"Os desafios geopolíticos, geoestratégicos, a ditadura, as guerras fratricidas e todo o tipo de insensatez de algumas elites governantes fizeram, e fazem, da África o berço de agitações de diversas ordens, como a guerra, o genocídio e outras formas violentas de opressão.
Mas, deve-se saber que em toda situação de guerra e de instabilidade, a qual somos submetidos ou que submetemos o outro, ninguém é poupado, independentemente da posição. Porque somos apenas seres humanos.
Tomo evoca a língua bambara [idioma falado no Mali] de forma literal: um território abandonado por causa da guerra. Conflitos armados e conflitos mentais. Aquele que vem e guia o espectador pelo filme está reduzido a um braço que apresenta um olhar transtornado. Ele se move a passos frenéticos de animal acossado, atravessando lugares vazios e encontrando somente fantasmas e sinais de abandono. Esse filme simboliza o 'tout blessé' [todo ferido], ou seja, as feridas no corpo e as feridas na mente.
Em Tomo, a ação se desenrola em um universo onde os vivos desapareceram, substituídos por ectoplasmas em um simulacro da vida. Tomo trata da guerra em geral, e usa a ruralidade do Mali como um pano de fundo neutro para a perturbação que a guerra causa a todas as psiques do mundo. A violência, quando passa, destrói tudo ao seu redor, tanto no plano físico quanto mental. É um caminho deserto e sem esperança.

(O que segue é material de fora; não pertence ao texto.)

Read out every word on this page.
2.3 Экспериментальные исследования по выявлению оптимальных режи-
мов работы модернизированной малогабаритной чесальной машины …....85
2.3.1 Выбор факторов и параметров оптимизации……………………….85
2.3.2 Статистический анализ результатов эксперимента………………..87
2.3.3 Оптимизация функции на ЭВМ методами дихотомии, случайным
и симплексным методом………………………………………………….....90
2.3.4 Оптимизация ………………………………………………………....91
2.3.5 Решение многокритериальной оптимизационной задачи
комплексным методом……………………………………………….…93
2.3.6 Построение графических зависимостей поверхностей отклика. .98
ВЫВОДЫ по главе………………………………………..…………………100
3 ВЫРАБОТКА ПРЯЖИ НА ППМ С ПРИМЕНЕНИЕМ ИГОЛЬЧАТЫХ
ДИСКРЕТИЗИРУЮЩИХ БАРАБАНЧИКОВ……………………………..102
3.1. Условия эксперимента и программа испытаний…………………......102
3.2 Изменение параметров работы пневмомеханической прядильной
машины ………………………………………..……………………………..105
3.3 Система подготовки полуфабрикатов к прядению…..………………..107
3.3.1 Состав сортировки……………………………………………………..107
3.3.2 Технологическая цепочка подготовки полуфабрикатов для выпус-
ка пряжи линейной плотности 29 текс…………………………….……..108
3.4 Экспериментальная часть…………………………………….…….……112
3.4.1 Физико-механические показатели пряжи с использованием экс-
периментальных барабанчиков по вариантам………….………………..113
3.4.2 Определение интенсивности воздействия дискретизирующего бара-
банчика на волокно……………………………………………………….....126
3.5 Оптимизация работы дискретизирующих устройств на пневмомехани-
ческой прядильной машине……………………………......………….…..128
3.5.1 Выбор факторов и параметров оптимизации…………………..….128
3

Para marcar essa violência complexa, utilizo objetos, cortes, estrondos, resfôlegos, pequenos sons da vida, o barulho do vento, sons de percussão, cantos, a crepitação do sol e do fogo. Fantasmas de chamas e fumaça realizam ações cotidianas no lugar dos seres vivos, próximos da realidade.
O filme reivindica a não-violência, não contém imagens sangrentas e se desenrola em uma narrativa essencialmente expressiva sem cair no psicologismo ou em questões morais. Tomo se abre ao stress mental, à fuga vã e desesperada, e à alienação coletiva. Sua força e poder de perturbação se devem a uma construção na qual três níveis de espaço-tempo estão em perpétua conspiração: o passado, a alucinação, a realidade. O espectador fica, ao mesmo tempo, lado a lado com espectros em chamas, sua interioridade, e os mundos invisíveis."